Deutsch-Ungarische Industrie- und Handelskammer
| Deutsch-Ungarische Industrie- und Handelskammer (Német-Magyar Ipari és Kereskedelmi Kamara) (DUIHK) | |
|---|---|
| Rechtsform | Egyesület (eingetragener Verein nach ungarischem Recht) |
| Gründung | 7. Mai 1993 |
| Sitz | Budapest Ungarn |
| Geschäftsstelle | Haus der Deutsch-Ungarischen Wirtschaft, 1024 Budapest, Lövőház utca 30 |
| Vorläufer | Deutsch-Ungarische Handelskammer |
| Zweck | Pflege und Erweiterung der deutsch-ungarischen Wirtschaftsbeziehungen |
| Vorsitz | Róbert Keszte (Präsident) |
| Geschäftsführung | Barbara Zollmann |
| Personen | Vorstand der AHK Ungarn |
| Beschäftigte | 19 (2024) |
| Mitglieder | 923 (2024) |
| Website | www.ahkungarn.hu |
Die Deutsch-Ungarische Industrie- und Handelskammer (Német-Magyar Ipari és Kereskedelmi Kamara) in Budapest ist Teil des Netzes der deutschen Auslandshandelskammern. Sie fördert im Auftrag des Bundesministerium für Wirtschaft und Energie die bilateralen Wirtschaftsbeziehungen zwischen Deutschland und Ungarn. Dabei vertritt sie mehr als 900 Mitgliedsunternehmen im Wirtschaftsverkehr zwischen den beiden Ländern.
Geschichte
Im Jahr 1920 hatten deutsche Unternehmen die Deutsch-Ungarische Handelskammer (DUHK) gegründet.[1] Sie war gemeinsam mit der Deutschen Wirtschaftskammer für Österreich die erste Gründung einer deutschen Auslandshandelskammer nach dem Ersten Weltkrieg und hatte bis 1945 bestand.
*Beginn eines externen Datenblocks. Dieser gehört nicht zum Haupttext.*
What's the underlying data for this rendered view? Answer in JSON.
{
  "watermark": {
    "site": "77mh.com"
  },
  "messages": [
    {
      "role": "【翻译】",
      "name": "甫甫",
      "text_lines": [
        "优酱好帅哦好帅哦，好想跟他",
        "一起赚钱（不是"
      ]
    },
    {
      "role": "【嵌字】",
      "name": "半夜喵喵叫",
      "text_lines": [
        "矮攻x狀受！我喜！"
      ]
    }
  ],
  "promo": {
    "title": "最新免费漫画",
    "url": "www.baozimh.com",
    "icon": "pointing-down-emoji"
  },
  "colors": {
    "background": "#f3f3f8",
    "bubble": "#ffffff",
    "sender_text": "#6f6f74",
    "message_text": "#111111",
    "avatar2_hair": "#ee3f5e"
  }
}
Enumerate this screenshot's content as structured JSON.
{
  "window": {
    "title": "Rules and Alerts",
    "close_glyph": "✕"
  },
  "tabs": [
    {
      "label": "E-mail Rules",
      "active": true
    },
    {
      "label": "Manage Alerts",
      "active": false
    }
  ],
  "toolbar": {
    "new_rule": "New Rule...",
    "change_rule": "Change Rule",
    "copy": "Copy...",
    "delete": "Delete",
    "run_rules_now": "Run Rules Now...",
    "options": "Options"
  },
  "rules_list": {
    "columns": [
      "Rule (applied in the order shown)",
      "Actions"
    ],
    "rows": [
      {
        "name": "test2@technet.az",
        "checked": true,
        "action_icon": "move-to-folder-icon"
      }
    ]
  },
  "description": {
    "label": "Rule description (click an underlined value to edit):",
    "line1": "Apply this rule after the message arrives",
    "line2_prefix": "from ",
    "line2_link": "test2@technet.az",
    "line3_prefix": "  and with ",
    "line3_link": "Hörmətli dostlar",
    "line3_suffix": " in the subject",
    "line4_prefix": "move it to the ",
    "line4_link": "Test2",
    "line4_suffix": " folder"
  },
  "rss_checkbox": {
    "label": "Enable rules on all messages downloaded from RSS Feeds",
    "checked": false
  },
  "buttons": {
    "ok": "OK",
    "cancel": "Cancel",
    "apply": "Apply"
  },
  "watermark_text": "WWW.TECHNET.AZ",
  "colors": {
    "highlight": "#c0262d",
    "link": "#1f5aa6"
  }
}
Unmittelbar nach dem politischen Umbruch in Ungarn wurde im Mai 1991 das Delegiertenbüro der deutschen Wirtschaft als Vorgängerorganisation der DUIHK geschaffen.[2] Die DUIHK wurde am 7. Mai 1993 von 34 Unternehmensvertretern gegründet.[3]
Ziele
Ziel der Deutsch-Ungarischen Industrie- und Handelskammer ist es, die Handels- und Wirtschaftsbeziehungen zwischen der Bundesrepublik Deutschland und Ungarn in beiden Richtungen zu pflegen und die Geschäftsinteressen ihrer Mitglieder zu fördern. Im Zusammenhang mit ihrem Zweck kann sie auch für Nichtmitglieder tätig werden. Die Kammer bezeichnet sich als überparteilich und parteipolitisch neutral.[4]
Sie ist eine von der Deutschen Industrie- und Handelskammer (DIHK) anerkannte deutsche Auslandshandelskammer und zugleich dessen außerordentliches Mitglied.
Aufgaben
Die Hauptaufgabe der DUIHK ist die Förderung der deutsch-ungarischen Wirtschaftsbeziehungen. Dabei übernimmt sie vor allem die Interessensvertretung für ihre Mitgliedsunternehmen und betreibt für diese Öffentlichkeitsarbeit. Neben diesen Tätigkeiten bietet die Kammer Dienstleistungen im Zusammenhang mit wirtschaftlicher Tätigkeit deutscher Unternehmen in Ungarn an. Sie dient als Kontaktplattform für Unternehmen, staatliche Akteure und Bildungseinrichtungen.[5]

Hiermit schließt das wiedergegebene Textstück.